2. The “U” SSL encryption strength token has been removed. This token dates from more than a decade ago, when U.S. export laws limited the encryption strength that could be built into software shipped to various other countries; the valid values are ”U” (for “USA” 128-bit encryption support), “I” (for “International” 40-bit encryption support), and “N“ (for “None”, no encryption support). These days, it’s unusual to ship without 128-bit SSL support everywhere; ports can add “I” or “N” if necessary.
3. On 64-bit versions of Windows, tokens have been added after the OS version. 32-bit builds running on 64-bit Windows have added “WOW64“. (”WOW64″ stands for “Windows 32-bit On Windows 64-bit” and is the name Microsoft gives its 32-bit compatibility subsystem.) 64-bit native builds use “Win64; x64” for x64-based processors and “Win64; IA64” for Itanium systems. These tokens are useful for sites that need to provide download links for native executables, and match what Internet Explorer uses.
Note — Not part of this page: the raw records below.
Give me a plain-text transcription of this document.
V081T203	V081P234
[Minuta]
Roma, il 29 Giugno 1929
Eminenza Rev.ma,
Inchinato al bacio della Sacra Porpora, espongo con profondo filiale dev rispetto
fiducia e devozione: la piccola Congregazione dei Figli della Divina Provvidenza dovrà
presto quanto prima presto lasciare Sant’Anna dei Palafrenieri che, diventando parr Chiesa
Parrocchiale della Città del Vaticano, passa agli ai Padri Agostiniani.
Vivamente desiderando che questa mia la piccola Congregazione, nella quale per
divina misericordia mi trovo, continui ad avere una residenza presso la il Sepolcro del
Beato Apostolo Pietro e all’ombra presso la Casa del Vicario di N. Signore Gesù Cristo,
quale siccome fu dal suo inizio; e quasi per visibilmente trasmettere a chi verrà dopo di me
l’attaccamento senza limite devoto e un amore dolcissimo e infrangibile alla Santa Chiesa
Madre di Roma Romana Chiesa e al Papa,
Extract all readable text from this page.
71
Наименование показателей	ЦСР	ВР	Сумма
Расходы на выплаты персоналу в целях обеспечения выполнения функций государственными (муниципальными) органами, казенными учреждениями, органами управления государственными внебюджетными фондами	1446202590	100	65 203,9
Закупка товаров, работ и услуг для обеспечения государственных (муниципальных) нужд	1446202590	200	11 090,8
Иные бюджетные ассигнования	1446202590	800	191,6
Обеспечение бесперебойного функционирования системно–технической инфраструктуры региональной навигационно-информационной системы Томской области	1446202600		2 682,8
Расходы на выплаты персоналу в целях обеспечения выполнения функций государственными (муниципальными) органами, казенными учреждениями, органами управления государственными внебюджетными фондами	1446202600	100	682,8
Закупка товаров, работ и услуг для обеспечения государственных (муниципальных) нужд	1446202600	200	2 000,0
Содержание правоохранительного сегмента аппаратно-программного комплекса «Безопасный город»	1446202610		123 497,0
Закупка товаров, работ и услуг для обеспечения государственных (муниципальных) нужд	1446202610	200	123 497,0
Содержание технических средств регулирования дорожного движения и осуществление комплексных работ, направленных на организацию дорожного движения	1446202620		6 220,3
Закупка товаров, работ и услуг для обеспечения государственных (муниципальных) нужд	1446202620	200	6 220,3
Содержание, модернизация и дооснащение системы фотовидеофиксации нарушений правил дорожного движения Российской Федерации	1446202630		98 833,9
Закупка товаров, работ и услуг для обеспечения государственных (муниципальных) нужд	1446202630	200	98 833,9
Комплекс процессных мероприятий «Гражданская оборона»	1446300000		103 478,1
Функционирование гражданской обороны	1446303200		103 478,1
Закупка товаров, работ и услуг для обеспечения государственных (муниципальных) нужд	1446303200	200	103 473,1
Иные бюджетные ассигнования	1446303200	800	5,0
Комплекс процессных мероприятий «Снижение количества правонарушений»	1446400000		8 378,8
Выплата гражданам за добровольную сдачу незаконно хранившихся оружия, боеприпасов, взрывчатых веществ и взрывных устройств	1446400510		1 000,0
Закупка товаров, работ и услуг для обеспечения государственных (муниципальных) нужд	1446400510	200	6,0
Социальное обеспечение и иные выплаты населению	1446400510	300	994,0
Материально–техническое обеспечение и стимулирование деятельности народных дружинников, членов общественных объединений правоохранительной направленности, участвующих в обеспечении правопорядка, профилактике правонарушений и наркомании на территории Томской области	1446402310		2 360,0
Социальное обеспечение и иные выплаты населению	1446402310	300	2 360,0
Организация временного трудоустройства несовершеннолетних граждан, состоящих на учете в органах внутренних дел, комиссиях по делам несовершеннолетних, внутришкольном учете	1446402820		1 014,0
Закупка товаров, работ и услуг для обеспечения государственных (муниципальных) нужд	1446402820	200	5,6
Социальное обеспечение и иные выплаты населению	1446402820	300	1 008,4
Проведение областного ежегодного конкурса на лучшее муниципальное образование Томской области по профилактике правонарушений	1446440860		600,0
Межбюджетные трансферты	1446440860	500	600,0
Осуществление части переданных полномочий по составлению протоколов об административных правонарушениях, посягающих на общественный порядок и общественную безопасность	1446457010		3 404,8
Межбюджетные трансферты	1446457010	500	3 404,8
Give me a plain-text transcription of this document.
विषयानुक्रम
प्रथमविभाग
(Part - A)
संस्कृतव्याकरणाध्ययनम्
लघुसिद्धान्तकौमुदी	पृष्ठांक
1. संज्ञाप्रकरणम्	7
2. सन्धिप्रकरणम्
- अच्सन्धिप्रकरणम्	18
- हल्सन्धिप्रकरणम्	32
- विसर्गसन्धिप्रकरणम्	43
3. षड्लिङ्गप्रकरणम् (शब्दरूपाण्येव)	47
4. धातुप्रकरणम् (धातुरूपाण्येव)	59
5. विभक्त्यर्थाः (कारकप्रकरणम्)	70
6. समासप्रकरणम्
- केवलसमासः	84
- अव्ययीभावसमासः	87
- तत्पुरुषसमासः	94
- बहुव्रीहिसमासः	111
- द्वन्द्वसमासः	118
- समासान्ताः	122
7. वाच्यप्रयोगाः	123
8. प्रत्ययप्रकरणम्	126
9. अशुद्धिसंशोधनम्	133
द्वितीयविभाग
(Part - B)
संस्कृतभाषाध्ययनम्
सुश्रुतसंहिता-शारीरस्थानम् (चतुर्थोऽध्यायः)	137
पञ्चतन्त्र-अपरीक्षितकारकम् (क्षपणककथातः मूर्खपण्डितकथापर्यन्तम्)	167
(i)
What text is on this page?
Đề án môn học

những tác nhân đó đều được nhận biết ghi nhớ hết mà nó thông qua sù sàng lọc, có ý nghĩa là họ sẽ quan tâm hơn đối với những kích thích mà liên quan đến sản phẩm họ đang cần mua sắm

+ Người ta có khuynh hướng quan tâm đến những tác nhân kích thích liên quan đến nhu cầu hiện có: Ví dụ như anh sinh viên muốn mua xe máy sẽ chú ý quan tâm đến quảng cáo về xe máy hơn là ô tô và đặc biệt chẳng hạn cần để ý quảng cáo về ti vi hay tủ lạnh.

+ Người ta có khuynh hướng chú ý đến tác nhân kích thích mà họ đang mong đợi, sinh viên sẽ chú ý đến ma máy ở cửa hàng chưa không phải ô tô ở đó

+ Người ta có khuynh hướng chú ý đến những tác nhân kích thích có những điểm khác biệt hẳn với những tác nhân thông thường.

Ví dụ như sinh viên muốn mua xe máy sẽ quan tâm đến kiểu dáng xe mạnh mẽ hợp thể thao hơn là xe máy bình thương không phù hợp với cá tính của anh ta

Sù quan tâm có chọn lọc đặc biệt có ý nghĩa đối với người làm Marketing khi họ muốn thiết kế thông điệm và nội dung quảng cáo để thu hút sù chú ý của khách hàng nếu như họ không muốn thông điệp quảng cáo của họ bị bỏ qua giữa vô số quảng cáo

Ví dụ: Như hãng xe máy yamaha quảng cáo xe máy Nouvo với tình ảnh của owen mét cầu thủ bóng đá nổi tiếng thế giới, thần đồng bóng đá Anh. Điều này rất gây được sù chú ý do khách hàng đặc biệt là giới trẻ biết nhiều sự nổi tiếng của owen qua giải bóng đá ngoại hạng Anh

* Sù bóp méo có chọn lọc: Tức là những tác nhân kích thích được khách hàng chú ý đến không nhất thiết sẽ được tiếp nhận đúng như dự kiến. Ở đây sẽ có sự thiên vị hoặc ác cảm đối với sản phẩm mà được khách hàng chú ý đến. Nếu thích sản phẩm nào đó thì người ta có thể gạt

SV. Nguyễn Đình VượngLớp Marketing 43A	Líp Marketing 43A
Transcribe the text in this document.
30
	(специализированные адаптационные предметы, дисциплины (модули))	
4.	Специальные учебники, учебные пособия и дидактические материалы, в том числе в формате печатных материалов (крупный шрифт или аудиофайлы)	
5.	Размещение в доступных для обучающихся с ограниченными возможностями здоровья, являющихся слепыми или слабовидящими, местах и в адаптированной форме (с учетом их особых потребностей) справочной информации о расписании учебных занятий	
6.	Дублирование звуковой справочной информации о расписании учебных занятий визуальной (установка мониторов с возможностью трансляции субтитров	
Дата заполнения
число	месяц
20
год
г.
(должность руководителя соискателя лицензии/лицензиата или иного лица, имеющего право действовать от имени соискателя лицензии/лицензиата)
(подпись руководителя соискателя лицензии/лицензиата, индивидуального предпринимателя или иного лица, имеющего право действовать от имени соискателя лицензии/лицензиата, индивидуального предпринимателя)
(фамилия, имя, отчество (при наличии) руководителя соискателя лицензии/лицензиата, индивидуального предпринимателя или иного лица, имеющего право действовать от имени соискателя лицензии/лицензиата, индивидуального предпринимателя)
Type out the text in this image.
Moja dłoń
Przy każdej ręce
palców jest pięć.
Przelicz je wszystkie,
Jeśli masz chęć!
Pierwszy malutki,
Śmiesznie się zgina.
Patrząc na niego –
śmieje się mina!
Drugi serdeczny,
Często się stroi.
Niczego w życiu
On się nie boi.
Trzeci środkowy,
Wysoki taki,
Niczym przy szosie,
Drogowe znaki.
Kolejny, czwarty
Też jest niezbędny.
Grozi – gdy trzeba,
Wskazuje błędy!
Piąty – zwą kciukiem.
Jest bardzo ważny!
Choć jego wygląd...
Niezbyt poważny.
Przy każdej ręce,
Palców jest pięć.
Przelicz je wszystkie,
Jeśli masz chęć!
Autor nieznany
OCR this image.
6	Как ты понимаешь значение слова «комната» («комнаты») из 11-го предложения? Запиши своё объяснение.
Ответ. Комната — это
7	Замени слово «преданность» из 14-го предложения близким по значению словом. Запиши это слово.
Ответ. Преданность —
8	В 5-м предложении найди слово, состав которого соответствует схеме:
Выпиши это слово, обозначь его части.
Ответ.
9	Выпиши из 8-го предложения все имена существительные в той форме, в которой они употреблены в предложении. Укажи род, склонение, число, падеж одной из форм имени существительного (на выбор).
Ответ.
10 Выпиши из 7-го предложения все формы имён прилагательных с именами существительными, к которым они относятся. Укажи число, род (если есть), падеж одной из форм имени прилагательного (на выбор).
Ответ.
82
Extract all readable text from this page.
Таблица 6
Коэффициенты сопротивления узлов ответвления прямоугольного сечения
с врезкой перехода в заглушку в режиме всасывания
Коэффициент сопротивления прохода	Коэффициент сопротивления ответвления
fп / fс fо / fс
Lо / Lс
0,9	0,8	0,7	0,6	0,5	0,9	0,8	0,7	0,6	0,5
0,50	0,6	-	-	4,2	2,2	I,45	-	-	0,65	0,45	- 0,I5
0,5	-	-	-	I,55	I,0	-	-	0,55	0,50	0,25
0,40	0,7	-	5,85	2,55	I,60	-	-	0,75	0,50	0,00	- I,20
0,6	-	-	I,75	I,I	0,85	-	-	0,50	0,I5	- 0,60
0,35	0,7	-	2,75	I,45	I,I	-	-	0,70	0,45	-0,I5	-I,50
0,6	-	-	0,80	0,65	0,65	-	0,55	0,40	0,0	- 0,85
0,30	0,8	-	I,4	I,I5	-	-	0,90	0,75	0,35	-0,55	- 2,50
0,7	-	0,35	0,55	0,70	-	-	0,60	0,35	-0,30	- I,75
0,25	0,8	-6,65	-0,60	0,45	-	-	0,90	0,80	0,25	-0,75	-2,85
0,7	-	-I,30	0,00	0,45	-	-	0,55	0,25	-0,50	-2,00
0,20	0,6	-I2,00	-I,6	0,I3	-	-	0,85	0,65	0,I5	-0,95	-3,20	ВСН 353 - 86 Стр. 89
4. The locale has been removed. Web authors who want to know what languages a browser supports should use the HTTP Accept-Language header instead, which can supply multiple locales.
5. Windows CE builds should report the OS version slightly more accurately (e.g. “Windows CE 5.1” instead of “Windows CE 5.x” or “Windows 5.1“).
Google intends to ship Chrome 11 with these changes, assuming they don’t cause major web compatibility problems, in order to get them into place as soon as possible after the Firefox 4 and IE 9 launches, and is already testing them in Chrome Dev and Beta channel builds.